Deux cônes de roche verte jaillissent de la mer et montent presque à la verticale : Gros Piton et Petit Piton, inscrits au patrimoine mondial de l'UNESCO, gardent l'entrée de la baie de Soufrière. Les navires de taille modeste qui mouillent ici offrent à leurs passagers l'une des arrivées les plus spectaculaires des Antilles. La navette accoste à la jetée du bourg, fondé par les Français en 1746 et plus vieille agglomération de Sainte-Lucie. Sur le quai, l'odeur de soufre flotte parfois dans l'air chaud, rappel que la terre travaille juste derrière les collines.

Un bourg créole au pied des volcans

Autour de la place centrale et de l'église de l'Assomption, Soufrière aligne ses maisons à balcons de bois ouvragé, héritage des familles françaises qui cultivaient ici canne, cacao et manioc. Le petit marché du bord de mer vend fruits, cannelle et cacao en bâtons sous des parasols multicolores. Le bourg se parcourt en une demi-heure tranquille ; il sert surtout de camp de base aux merveilles naturelles qui l'encerclent, toutes accessibles en moins de quinze minutes de route.

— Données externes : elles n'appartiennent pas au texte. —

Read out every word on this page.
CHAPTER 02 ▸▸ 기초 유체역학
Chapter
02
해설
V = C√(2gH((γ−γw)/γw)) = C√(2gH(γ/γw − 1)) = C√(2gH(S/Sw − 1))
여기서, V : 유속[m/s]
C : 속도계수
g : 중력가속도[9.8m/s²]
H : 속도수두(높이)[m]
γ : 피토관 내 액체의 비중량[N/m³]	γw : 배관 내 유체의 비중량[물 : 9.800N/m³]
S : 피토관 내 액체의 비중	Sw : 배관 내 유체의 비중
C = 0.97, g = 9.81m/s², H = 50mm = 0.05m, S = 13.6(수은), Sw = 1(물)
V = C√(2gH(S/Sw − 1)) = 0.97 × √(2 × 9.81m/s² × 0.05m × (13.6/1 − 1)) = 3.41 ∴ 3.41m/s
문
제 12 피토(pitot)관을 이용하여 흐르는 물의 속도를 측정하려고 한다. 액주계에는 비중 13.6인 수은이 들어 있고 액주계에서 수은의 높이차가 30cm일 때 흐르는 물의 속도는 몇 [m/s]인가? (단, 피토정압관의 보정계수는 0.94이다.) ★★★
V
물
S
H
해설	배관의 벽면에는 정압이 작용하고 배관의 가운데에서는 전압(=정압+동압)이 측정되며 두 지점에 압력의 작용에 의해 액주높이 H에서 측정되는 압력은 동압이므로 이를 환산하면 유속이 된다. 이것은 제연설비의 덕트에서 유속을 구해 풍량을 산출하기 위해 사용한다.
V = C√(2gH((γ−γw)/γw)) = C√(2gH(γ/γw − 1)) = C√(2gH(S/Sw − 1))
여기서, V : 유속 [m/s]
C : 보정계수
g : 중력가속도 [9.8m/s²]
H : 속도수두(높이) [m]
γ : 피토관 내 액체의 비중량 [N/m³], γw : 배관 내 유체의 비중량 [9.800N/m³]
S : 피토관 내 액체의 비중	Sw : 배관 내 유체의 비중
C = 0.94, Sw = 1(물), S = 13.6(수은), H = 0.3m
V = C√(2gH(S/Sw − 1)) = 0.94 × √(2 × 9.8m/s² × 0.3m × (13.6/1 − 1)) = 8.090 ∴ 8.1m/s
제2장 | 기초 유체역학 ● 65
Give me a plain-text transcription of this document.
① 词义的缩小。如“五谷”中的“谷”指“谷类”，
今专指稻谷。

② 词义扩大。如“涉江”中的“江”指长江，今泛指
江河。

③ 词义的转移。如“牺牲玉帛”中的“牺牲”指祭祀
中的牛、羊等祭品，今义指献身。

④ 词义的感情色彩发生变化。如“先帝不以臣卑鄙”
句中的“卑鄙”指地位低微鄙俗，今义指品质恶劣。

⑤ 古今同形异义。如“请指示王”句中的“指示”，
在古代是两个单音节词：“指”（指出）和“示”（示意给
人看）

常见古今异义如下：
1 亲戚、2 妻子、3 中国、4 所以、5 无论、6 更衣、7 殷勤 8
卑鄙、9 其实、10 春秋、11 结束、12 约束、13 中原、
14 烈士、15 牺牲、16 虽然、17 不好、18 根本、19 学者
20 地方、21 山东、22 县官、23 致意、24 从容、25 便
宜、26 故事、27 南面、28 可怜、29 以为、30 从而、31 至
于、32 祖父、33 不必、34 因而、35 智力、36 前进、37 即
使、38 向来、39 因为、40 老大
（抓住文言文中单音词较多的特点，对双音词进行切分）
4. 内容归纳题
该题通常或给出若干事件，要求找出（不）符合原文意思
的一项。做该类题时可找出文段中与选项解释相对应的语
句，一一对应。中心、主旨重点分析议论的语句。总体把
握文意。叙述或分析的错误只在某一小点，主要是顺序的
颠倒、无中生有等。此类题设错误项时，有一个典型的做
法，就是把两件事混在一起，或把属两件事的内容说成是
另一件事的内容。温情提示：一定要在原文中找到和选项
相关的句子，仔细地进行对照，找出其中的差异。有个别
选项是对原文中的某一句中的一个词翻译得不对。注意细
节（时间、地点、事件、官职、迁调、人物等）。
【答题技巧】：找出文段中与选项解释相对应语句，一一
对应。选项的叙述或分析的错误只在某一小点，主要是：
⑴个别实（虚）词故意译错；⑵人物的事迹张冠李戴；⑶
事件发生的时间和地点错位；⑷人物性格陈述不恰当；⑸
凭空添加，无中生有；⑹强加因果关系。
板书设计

Le volcan où l'on entre en voiture

À environ trois kilomètres du débarcadère, Sulphur Springs se présente comme le seul volcan des Caraïbes où la route pénètre directement dans le cratère effondré. Pas de cône ni de lave : plutôt un paysage lunaire de terre grise où fumerolles et mares de boue bouillonnent à plus de 100 degrés Celsius. Les guides du site expliquent la lente respiration de ce système géothermique surveillé en permanence. En contrebas, des bassins de boue tiède accueillent les baigneurs pour l'expérience la plus salissante et la plus amusante de l'île : on s'enduit d'argile volcanique, on laisse sécher, on rince dans la rivière chaude.

Diamond Falls et les jardins du domaine

Sur l'ancien domaine sucrier de Soufrière Estate, un sentier fleuri d'alpinias et de balisiers conduit à la chute Diamond, dont la paroi change de teinte, ocre, gris, jaune, selon les minéraux charriés par l'eau. À côté subsistent des bains de pierre construits en 1784 pour les troupes de Louis XVI, sur recommandation médicale : le roi de France finançait alors des cures thermales aux Antilles. Certains bassins restaurés fonctionnent toujours. L'ensemble se situe à cinq minutes de route du débarcadère et se combine aisément avec le volcan dans une même demi-journée.

La mer au pied des Pitons

Entre les deux géants, la baie abrite des fonds parmi les plus riches de l'île, protégés par une aire marine gérée localement. L'anse Chastanet et sa voisine Anse Mamin, accessibles en bateau-taxi depuis le quai, offrent aux adeptes d'apnée des tombants coralliens à quelques mètres du rivage. Les plus sportifs rêveront devant Gros Piton, dont l'ascension guidée jusqu'à près de 800 mètres demande environ quatre heures aller-retour ; une escale ordinaire permet rarement de s'y risquer, et le sommet mérite qu'on revienne pour lui.

Repères pour l'escale

ÉlémentDétail
AccostageAncrage dans la baie, navette vers la jetée
Sulphur SpringsEnviron 3 km, 10 minutes en taxi
Diamond FallsEnviron 2 km, 5 minutes en taxi
Monnaie et langueDollar des Caraïbes orientales, dollar américain accepté ; anglais et créole

Quand la baie s'éloigne

Au départ, les passagers se massent sur les ponts : les Pitons rapetissent lentement dans le sillage, et personne ne range son appareil photo. Soufrière condense en quelques kilomètres carrés ce que la nature antillaise fait de plus intense, un cratère qui fume, une cascade minérale, des jardins créoles et deux montagnes sorties de la mer. Peu d'escales laissent une image aussi nette dans la mémoire d'un voyageur.